I was reading the Malcolm Gladwell take on the Jobs biography and came across this little gem --
One of the great puzzles of the industrial revolution is why it began in England. Why not France, or Germany? Many reasons have been offered. Britain had plentiful supplies of coal, for instance. It had a good patent system in place. It had relatively high labor costs, which encouraged the search for labor-saving innovations. In an article published earlier this year, however, the economists Ralf Meisenzahl and Joel Mokyr focus on a different explanation: the role of Britain’s human-capital advantage—in particular, on a group they call “tweakers.” They believe that Britain dominated the industrial revolution because it had a far larger population of skilled engineers and artisans than its competitors: resourceful and creative men who took the signature inventions of the industrial age and tweaked them—refined and perfected them, and made them work.
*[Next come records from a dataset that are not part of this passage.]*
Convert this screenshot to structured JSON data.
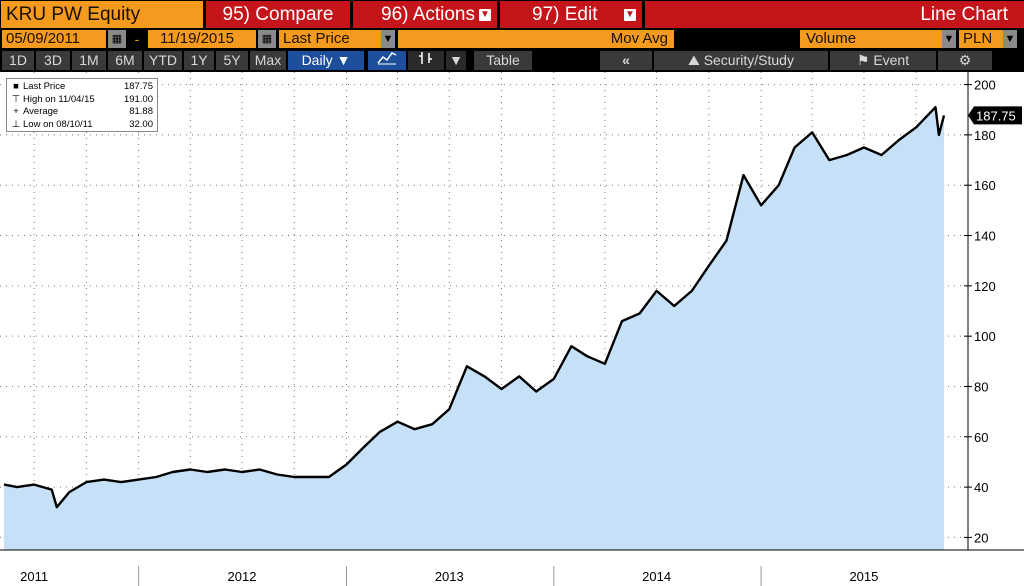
{
  "header": {
    "ticker": "KRU PW Equity",
    "compare": "95) Compare",
    "actions": "96) Actions",
    "edit": "97) Edit",
    "title": "Line Chart"
  },
  "toolbar": {
    "start_date": "05/09/2011",
    "dash": "-",
    "end_date": "11/19/2015",
    "field": "Last Price",
    "mov_avg": "Mov Avg",
    "volume": "Volume",
    "currency": "PLN"
  },
  "periods": [
    "1D",
    "3D",
    "1M",
    "6M",
    "YTD",
    "1Y",
    "5Y",
    "Max"
  ],
  "frequency": "Daily",
  "table_label": "Table",
  "back_label": "«",
  "security_study": "Security/Study",
  "event": "Event",
  "legend": {
    "items": [
      {
        "name": "Last Price",
        "value": "187.75"
      },
      {
        "name": "High on 11/04/15",
        "value": "191.00"
      },
      {
        "name": "Average",
        "value": "81.88"
      },
      {
        "name": "Low on 08/10/11",
        "value": "32.00"
      }
    ]
  },
  "colors": {
    "header_red": "#c4151a",
    "field_orange": "#f39a1f",
    "area_fill": "#c6e1f7",
    "line": "#000000",
    "badge_bg": "#000000"
  },
  "chart_data": {
    "type": "area",
    "title": "",
    "ylim": [
      15,
      205
    ],
    "yticks": [
      20,
      40,
      60,
      80,
      100,
      120,
      140,
      160,
      180,
      200
    ],
    "grid": true,
    "last_price_label": "187.75",
    "x_labels": [
      "2011",
      "2012",
      "2013",
      "2014",
      "2015"
    ],
    "x_label_dates": [
      "2011-07-01",
      "2012-07-01",
      "2013-07-01",
      "2014-07-01",
      "2015-07-01"
    ],
    "x_start": "2011-05-09",
    "x_end": "2015-11-19",
    "series": [
      {
        "name": "Last Price",
        "x": [
          "2011-05-09",
          "2011-06-01",
          "2011-07-01",
          "2011-08-01",
          "2011-08-10",
          "2011-09-01",
          "2011-10-01",
          "2011-11-01",
          "2011-12-01",
          "2012-01-01",
          "2012-02-01",
          "2012-03-01",
          "2012-04-01",
          "2012-05-01",
          "2012-06-01",
          "2012-07-01",
          "2012-08-01",
          "2012-09-01",
          "2012-10-01",
          "2012-11-01",
          "2012-12-01",
          "2013-01-01",
          "2013-02-01",
          "2013-03-01",
          "2013-04-01",
          "2013-05-01",
          "2013-06-01",
          "2013-07-01",
          "2013-08-01",
          "2013-09-01",
          "2013-10-01",
          "2013-11-01",
          "2013-12-01",
          "2014-01-01",
          "2014-02-01",
          "2014-03-01",
          "2014-04-01",
          "2014-05-01",
          "2014-06-01",
          "2014-07-01",
          "2014-08-01",
          "2014-09-01",
          "2014-10-01",
          "2014-11-01",
          "2014-12-01",
          "2015-01-01",
          "2015-02-01",
          "2015-03-01",
          "2015-04-01",
          "2015-05-01",
          "2015-06-01",
          "2015-07-01",
          "2015-08-01",
          "2015-09-01",
          "2015-10-01",
          "2015-11-04",
          "2015-11-10",
          "2015-11-19"
        ],
        "y": [
          41,
          40,
          41,
          39,
          32,
          38,
          42,
          43,
          42,
          43,
          44,
          46,
          47,
          46,
          47,
          46,
          47,
          45,
          44,
          44,
          44,
          49,
          56,
          62,
          66,
          63,
          65,
          71,
          88,
          84,
          79,
          84,
          78,
          83,
          96,
          92,
          89,
          106,
          109,
          118,
          112,
          118,
          128,
          138,
          164,
          152,
          160,
          175,
          181,
          170,
          172,
          175,
          172,
          178,
          183,
          191,
          180,
          187.75
        ]
      }
    ]
  }
}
Did you catch that bit in the middle (highlights/bold are mine). I was suddenly reminded of a bajillion graphs I've seen recently, including but not limited, to this one:
What if the problem with current innovation is that there's a "release valve" for it? That is to say, because workers are paid so little (in the US and elsewhere), there's not a pressure to reduce the number of them, so innovation is depressed?
I'm not looking to drive people out of work, but when labor costs are high, there's an inherent desire to make your processes more efficient so you can cut those costs. But the other half of that is that it takes far less capital to get your new businesses going, which means more people can do cool things.